Le groupe a rencontré les derniers "chân dang" à Hanoi, Hai Phong, Hai Duong, Quang Ninh, Nam Dinh, Thai Binh, Ninh Binh, Tuyên Quang, Thai Nguyên et Hô Chi Minh-Ville.
"Ils ont tous connu un passé souvent douloureux", a résumé Bùi Duy Can. Les sévices corporels et les abus étaient chose courante. Soixante-dix ans après, d'aucuns se souviennent encore de l'expression "à la boîte" que les patrons employaient pour signifier une punition en maison d'arrêt.
Cette quête du passé a pris forme au cours de plusieurs rencontres au Vietnam des "niaoulis" et enfants de "chân ñaêng" nés aux Nouvelles-Hébrides consacrées au cinquantième anniversaire de leur rapatriement entre 1961 et 1964. L'initiative de Pham Ngoc San Roland, Nguyên Van Miên Michel et Bùi Duy Can Rolland fait partie d'autres démarches de "niaoulis" tant en Nouvelle-Calédonie qu'au Vietnam. En particulier, ils tentent de recueillir des témoignages sur les événements relatifs aux "chân dang" pour reconstituer leur histoire.
Les "chân dang", pour la plupart originaires de provinces surpeuplées du delta du Nord du Vietnam où la famine régnait, furent recrutés volontairement sous un contrat d'une durée de cinq ans. Ils partirent de Hai Phong pour travailler en Nouvelle-Calédonie essentiellement pour les mines de chrome et de nickel, et aux Nouvelles-Hébrides dans les plantations de cocotiers et de caféiers. Douze mille Vietnamiens sont passés successivement en Nouvelle-Calédonie entre 1891 et 1939, date du dernier arrivage. Après les départs prévus par le contrat, en 1939, pour des raisons diverses, 3.940 furent bloqués sur le territoire. La plupart d'entre eux réclamaient leur retour au pays.
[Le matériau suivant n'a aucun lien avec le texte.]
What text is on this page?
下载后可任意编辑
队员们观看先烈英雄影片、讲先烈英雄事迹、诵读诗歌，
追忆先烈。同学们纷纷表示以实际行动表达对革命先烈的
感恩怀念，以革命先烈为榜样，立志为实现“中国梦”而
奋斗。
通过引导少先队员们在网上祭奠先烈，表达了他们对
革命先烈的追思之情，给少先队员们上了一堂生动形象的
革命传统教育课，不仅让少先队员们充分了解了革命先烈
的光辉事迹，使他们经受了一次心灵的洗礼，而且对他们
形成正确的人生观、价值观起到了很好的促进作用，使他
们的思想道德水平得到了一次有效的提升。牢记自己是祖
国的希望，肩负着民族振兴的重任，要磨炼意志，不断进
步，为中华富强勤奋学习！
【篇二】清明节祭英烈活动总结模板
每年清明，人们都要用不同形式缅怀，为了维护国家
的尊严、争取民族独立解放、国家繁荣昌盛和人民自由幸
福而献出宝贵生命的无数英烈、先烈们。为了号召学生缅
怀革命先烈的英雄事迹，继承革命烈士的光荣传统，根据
Après avoir mené de dures luttes et subi de sévères brimades, une vingtaine d'années plus tard, la majorité d'entre eux, alors plus de 5.700 "chân dang" et leurs descendants (de Nouvelle-Calédonie et des Nouvelles-Hébrides) purent regagner le Vietnam par bateau entre 1960 et 1964 suite aux accords conclus entre Paris et Hanoi. Le dernier des 11 convois accosta Hai Phong le 8 mars 1964.